Scientific Publication

Genetic and agronomic improvement for sustainable production of plantain and banana in subSaharan Africa


Plantain and banana (Musa spp.) are integral components of the farming systems in the humid forest and mid-altitude ecologies of sub-saharan Africa. They provide more than 25% of the carbohydrates for approximately 70 million people in the region. Major constraints to plantain and banana production are fungal diseases (black sigatoka, fusariumwilt), pests (banana weevil, nematodes), and the phenomenon of yield decline. Soil degradation due to shortening fallow periods also accounts for decreased yields.

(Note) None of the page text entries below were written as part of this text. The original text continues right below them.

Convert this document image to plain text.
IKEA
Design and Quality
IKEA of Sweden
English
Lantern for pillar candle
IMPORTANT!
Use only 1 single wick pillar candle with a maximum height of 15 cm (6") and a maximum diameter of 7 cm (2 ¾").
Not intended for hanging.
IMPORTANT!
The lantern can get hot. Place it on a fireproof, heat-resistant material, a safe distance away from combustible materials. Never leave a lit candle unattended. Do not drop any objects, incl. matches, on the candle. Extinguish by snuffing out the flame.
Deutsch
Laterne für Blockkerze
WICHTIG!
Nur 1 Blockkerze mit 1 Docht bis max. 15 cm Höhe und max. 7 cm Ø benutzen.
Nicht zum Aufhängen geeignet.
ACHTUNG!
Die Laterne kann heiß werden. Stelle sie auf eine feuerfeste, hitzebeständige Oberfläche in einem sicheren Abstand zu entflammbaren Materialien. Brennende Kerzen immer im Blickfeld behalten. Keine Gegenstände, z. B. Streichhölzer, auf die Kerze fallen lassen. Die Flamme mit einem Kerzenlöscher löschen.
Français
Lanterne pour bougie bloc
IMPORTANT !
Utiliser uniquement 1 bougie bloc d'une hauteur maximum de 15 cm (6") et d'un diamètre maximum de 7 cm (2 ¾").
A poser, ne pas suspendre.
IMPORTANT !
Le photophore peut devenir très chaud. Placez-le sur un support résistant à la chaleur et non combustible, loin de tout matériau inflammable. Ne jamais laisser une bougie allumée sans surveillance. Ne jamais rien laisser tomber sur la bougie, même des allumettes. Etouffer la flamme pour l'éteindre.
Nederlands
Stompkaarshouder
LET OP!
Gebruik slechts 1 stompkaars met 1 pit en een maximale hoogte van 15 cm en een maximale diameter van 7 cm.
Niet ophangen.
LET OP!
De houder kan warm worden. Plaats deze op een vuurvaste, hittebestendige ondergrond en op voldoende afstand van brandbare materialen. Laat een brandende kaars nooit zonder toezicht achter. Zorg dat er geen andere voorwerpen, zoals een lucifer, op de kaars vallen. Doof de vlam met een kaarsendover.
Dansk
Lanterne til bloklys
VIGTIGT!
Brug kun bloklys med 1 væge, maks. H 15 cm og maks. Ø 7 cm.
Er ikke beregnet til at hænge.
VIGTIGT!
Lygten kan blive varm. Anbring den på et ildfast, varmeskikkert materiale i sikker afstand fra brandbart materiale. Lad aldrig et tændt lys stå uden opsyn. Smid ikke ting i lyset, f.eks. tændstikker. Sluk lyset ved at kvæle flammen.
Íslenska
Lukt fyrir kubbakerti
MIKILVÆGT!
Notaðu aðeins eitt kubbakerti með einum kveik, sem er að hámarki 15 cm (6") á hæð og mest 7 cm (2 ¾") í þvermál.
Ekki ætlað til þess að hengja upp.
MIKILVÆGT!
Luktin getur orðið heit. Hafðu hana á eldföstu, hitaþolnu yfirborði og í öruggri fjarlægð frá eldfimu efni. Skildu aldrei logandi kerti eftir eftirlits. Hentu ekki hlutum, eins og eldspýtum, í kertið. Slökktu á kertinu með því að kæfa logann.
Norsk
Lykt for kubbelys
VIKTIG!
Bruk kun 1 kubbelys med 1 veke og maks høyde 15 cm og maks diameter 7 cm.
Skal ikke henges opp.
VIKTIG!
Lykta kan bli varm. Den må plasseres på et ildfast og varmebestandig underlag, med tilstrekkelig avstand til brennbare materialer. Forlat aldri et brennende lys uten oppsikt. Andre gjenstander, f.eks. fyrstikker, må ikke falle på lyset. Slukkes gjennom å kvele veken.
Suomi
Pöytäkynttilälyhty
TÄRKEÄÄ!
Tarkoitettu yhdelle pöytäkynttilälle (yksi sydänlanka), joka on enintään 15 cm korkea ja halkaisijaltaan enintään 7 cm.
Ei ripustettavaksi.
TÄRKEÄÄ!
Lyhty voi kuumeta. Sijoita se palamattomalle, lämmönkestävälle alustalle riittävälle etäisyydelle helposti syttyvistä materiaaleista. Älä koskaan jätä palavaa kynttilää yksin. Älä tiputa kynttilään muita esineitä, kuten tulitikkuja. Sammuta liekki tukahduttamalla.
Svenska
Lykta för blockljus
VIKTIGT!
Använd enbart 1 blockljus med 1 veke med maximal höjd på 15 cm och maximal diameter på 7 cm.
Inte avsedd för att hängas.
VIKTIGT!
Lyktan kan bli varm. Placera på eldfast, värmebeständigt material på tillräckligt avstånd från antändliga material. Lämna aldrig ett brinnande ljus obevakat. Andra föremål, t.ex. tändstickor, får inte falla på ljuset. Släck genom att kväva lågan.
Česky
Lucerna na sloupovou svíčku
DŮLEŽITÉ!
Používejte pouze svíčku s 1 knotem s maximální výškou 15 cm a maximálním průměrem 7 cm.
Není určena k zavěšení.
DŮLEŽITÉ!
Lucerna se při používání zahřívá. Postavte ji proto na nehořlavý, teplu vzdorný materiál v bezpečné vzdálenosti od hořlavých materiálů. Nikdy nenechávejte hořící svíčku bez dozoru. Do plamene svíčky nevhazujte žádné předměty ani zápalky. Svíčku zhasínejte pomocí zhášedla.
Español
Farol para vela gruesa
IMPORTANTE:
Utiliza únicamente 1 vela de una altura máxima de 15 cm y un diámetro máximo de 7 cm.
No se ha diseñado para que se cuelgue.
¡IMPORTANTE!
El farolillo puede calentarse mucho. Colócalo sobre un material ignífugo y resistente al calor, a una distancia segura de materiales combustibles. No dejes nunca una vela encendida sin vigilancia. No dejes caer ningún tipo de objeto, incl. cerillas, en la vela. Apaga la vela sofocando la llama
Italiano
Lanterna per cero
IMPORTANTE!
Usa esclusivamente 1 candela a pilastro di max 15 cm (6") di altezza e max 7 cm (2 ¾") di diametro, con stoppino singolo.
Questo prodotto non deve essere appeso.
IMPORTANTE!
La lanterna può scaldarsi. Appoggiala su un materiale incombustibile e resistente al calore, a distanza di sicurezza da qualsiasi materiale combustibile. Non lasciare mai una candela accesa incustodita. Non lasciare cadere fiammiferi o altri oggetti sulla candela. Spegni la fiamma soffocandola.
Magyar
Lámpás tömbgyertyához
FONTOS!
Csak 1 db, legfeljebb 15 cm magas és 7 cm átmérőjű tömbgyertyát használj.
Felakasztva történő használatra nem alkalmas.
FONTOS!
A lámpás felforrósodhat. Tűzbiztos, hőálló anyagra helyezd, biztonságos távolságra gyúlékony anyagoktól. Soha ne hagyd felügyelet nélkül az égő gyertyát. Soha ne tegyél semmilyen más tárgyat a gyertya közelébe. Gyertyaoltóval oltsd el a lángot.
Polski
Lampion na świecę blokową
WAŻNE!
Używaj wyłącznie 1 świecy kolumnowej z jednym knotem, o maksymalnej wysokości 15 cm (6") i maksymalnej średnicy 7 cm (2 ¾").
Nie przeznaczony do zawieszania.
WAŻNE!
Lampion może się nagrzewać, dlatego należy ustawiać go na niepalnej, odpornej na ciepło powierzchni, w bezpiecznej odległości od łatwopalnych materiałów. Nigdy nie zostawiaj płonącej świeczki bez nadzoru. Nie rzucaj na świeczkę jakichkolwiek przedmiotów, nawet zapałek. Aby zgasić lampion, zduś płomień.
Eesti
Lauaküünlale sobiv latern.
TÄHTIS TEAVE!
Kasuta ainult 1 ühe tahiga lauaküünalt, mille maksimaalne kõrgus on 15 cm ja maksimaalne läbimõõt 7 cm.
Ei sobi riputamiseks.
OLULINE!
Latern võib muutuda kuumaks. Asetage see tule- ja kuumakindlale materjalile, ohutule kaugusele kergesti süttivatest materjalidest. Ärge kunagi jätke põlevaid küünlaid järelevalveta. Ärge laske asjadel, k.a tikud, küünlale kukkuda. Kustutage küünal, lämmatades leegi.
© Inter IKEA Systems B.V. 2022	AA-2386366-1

Research on Musa at the International Institute of Tropical Agriculture (IITA) began in 1973. IITA included plantain and banana among its mandate crops in 1987 and the plantain and banana improvement program (PBIP) was created in 1991. Major achievements of IITA on the crop are the production of germplasm with black sigatoka resistance, and the development of improved systems for sustainable and perennial plantain production. Current research at PBIP focuses on gaining insight into the Musa genome, developing Musa breeding capability, breeding for durable black sigatoka resistance, developing biotechnology techniques for Musa breeding, investigating the post-harvest quality of plantains and analyzing genotype-by-cropping system interaction.